Crafted with palm leaves and bamboo, each worker at Sheordah Dakshinpara village manages to make about 50-60 hand fans every day, said Jannat Khatun, a 30-year-old hand fan artist.
"It costs us about Tk 13-14 to make each fan which we sell at a wholesale price of Tk 18-20 per piece," added Jannat who sells around 50-60 fans every day to wholesalers.
According to the workers, hand fans are the most in demand from mid-February till the end of October.
But this year, the need for hand fans has increased in the last month or so because of the relentless heat.
According to the Met office, a severe heatwave is sweeping over the districts of Rajshahi, Pabna, Bogura, Dinajpur, Nilphamari and Chuadanga and mild to moderate heat wave is sweeping elsewhere over the country.
The mercury has soared to 39 degrees Celsius in Dhaka today. The country's highest temperature of 40.8 degree Celsius was recorded in Chuadanga.

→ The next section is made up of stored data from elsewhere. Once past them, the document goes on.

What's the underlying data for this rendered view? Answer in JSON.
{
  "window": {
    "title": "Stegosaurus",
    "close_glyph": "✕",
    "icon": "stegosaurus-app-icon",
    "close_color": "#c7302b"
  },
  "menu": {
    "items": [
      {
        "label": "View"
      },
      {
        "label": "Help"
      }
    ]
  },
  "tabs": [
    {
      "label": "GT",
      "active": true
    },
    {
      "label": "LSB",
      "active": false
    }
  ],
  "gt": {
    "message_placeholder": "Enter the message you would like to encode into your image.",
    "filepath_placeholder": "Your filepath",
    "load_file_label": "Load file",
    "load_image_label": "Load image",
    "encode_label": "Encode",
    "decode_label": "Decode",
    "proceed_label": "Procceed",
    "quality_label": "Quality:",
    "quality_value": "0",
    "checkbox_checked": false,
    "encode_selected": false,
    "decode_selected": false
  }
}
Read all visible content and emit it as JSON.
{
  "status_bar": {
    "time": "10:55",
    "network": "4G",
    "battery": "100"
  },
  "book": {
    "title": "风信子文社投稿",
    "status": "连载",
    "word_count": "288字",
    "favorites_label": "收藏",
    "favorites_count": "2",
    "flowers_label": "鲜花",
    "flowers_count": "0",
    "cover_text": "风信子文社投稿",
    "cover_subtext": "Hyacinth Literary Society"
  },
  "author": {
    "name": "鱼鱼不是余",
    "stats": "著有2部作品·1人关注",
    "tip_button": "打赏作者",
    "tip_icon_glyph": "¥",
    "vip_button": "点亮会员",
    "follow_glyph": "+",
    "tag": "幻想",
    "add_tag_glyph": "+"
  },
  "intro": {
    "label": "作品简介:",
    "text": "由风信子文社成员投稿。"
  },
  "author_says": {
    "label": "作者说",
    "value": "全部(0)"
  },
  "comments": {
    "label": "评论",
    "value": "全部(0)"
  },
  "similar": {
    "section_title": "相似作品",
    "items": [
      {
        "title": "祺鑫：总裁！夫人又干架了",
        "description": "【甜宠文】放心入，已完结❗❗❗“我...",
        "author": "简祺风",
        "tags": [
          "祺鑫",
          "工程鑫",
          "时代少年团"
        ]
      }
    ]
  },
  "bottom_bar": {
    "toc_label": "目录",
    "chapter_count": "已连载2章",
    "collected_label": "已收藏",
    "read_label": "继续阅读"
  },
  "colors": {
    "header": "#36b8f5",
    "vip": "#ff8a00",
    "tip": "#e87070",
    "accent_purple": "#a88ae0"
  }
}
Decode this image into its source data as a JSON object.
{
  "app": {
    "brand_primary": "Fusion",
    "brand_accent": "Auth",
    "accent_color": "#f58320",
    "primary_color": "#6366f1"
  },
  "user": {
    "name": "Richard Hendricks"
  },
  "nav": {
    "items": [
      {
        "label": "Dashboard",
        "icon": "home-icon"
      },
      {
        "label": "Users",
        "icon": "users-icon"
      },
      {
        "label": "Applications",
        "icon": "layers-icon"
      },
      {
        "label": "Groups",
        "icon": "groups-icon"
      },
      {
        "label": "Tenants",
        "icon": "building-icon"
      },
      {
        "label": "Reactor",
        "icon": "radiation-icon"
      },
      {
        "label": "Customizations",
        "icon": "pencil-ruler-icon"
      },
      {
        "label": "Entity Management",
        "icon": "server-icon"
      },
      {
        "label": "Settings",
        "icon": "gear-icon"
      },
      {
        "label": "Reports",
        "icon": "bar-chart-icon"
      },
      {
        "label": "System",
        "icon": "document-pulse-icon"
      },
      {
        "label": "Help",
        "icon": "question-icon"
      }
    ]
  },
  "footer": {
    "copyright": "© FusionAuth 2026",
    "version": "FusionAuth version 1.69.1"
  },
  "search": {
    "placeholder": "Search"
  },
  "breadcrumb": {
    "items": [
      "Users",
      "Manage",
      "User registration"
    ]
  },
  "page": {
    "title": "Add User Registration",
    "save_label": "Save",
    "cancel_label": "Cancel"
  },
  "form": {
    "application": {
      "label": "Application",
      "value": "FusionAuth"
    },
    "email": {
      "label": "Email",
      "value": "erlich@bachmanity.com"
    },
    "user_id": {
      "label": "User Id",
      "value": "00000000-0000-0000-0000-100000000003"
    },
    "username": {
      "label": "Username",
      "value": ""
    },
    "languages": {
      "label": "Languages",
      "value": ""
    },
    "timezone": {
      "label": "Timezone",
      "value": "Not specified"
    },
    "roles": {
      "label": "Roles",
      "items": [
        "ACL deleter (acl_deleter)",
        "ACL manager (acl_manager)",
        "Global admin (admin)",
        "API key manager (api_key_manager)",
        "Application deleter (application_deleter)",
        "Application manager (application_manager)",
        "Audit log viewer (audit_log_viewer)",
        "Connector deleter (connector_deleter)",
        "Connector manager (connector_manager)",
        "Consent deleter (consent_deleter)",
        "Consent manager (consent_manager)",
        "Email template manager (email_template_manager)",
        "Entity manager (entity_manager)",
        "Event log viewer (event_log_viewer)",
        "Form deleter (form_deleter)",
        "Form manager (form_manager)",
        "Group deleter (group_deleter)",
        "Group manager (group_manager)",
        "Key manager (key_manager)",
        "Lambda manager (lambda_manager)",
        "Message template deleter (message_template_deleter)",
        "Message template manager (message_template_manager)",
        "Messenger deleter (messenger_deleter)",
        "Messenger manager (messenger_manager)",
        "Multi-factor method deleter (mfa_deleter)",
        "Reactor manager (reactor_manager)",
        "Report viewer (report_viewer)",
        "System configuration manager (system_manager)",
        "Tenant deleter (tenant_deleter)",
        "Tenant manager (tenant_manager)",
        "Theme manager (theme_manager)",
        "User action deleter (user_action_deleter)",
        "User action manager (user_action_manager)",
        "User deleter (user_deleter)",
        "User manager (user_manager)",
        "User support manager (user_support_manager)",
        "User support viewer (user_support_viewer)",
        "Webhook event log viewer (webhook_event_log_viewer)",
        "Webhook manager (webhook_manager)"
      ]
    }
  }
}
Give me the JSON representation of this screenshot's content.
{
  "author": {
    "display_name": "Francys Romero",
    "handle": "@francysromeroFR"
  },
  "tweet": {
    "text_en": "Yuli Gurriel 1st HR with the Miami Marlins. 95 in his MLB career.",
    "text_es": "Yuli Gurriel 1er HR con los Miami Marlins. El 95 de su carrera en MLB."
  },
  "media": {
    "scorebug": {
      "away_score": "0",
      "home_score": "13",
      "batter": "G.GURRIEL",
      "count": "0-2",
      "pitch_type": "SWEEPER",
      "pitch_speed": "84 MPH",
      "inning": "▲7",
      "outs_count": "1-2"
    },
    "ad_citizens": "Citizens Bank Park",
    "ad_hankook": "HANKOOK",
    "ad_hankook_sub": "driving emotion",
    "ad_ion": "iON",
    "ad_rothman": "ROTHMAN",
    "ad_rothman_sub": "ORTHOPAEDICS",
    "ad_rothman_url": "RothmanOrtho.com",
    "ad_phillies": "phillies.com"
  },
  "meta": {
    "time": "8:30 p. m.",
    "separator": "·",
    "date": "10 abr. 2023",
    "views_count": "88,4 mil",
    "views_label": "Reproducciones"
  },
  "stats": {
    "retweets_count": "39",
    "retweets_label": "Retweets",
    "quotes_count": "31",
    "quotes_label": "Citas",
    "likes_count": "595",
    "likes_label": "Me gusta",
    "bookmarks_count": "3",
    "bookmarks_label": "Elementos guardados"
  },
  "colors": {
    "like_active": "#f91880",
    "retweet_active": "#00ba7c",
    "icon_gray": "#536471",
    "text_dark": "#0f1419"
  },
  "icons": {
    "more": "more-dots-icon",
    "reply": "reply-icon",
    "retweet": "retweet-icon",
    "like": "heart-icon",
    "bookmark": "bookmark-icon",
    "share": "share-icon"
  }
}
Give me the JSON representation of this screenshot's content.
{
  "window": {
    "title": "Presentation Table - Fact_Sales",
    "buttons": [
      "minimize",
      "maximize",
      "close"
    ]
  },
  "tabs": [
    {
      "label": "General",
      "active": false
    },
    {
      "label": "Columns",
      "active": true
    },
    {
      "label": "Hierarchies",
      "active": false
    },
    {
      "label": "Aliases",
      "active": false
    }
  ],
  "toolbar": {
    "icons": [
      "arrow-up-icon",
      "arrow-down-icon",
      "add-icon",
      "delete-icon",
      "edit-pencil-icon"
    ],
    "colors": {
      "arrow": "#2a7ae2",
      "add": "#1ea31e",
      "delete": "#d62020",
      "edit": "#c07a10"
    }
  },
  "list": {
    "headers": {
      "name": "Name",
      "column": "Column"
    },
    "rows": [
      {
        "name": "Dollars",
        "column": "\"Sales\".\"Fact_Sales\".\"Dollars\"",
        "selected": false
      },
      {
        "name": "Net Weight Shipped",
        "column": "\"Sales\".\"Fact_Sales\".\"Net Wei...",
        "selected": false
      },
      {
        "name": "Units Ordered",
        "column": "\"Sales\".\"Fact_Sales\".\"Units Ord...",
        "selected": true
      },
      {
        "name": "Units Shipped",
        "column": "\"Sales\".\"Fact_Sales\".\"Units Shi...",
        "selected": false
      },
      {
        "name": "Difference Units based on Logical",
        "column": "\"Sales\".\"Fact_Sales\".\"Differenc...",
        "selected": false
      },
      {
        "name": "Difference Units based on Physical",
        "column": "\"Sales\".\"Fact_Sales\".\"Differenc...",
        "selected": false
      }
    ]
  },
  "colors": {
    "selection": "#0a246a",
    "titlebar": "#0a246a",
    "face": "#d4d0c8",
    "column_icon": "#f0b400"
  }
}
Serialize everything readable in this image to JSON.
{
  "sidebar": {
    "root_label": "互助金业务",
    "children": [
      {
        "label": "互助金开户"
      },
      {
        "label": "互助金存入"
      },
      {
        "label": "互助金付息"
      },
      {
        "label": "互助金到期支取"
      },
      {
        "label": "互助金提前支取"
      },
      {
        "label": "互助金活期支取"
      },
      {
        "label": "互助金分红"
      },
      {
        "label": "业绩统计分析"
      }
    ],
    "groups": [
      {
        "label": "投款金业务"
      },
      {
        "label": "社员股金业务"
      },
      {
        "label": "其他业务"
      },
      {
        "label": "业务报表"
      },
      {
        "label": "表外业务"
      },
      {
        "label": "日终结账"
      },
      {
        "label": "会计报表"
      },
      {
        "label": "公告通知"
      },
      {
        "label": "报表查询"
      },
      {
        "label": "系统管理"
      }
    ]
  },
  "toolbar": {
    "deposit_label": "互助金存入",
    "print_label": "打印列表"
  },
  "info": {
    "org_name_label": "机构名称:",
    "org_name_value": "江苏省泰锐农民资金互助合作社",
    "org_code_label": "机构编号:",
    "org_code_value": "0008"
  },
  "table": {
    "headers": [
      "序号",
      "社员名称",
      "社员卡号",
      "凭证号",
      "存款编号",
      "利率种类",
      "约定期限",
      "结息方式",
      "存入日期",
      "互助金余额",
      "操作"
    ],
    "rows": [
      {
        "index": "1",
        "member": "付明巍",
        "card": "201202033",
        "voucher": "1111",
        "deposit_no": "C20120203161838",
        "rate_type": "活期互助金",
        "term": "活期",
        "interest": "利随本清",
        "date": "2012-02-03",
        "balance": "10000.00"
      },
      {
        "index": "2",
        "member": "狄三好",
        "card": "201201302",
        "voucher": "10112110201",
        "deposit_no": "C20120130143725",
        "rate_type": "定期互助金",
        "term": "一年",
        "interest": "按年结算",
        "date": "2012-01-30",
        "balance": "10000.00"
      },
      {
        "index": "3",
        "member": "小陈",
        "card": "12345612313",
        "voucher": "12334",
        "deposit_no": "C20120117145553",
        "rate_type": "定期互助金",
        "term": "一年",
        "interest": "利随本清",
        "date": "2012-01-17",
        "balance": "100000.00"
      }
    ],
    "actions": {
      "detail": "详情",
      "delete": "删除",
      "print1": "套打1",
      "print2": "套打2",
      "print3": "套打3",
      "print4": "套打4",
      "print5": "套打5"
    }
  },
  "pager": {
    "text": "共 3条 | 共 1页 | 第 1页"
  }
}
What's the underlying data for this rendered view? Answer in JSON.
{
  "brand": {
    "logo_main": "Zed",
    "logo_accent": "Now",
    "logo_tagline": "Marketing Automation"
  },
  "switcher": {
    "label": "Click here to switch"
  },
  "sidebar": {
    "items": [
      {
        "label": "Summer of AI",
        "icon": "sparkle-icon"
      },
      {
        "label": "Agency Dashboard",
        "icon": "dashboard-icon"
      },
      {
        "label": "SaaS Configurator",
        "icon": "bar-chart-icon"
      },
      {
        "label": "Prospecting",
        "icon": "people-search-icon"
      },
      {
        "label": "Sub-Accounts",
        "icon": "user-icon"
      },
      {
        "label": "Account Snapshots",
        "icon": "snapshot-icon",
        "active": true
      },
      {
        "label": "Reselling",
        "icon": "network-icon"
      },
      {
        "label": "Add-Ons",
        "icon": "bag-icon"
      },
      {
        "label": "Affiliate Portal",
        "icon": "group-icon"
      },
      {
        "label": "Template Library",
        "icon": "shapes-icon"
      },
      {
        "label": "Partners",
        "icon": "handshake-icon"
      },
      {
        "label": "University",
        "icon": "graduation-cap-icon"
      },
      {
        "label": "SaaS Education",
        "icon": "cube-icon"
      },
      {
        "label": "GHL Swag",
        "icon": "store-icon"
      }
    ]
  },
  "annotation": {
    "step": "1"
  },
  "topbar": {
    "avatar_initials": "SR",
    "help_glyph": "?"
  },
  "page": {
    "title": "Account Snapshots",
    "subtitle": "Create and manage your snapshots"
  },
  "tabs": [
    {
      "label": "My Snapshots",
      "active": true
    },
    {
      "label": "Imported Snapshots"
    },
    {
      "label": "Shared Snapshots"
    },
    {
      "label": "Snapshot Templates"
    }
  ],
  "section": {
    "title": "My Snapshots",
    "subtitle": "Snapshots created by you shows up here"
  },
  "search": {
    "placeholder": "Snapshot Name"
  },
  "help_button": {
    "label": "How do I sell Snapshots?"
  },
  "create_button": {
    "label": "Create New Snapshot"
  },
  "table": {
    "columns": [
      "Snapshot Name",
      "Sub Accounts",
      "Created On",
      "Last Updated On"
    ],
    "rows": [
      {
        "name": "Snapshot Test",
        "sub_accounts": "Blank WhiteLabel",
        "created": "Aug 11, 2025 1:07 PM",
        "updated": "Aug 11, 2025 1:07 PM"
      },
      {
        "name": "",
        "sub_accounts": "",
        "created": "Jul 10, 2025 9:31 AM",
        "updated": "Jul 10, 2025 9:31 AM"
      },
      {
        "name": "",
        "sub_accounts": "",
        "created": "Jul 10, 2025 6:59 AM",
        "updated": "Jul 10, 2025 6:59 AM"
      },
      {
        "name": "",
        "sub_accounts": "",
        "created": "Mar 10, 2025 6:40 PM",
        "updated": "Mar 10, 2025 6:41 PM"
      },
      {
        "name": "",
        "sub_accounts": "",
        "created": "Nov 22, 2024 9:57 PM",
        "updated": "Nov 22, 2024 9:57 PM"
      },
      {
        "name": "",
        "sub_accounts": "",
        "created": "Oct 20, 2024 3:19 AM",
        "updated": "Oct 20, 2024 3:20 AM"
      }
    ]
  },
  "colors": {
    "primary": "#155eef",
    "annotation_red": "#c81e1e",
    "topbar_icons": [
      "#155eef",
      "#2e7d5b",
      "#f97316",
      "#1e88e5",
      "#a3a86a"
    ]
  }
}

"We usually make fans after the winter ends and the demand falls when the temperature cools. I work as a seasonal labourer, mostly as a farmer, to support my family when fans are not in demand," said Shahana Khatun.
Akhi Khatun and her husband Rustam Ali also make fans during the peak season.
Coming to the manufacturing cost of hand fans, Akhi informed, "The price of bamboo ranges from Tk 80 to Tk 120 per piece and around 300 fans can be made from one piece."
Akhi's husband Rustam takes up carpentry to provide for his family when the fan-making season ends.
"We purchase each hand fan (regular ones) for Tk 20-30 which we sell for Tk 40-50. There is a huge demand for these fans in villages and the product is very profitable. The fans can be sold for higher prices in the cities but the transportation cost is high. That's why we only sell these fans locally," said Abul Kalam, a trader.
Jhikargacha UNO Mahbubul Haque said, "Fan makers of this region usually hail from marginalised households and they have to struggle a lot to make ends meet. However, they can reach out to the Upazila BRDB, Department of Youth Development, and Department of Women Affairs, to develop small and medium-sized enterprises (SMEs), which in the longer run, will help the artisans.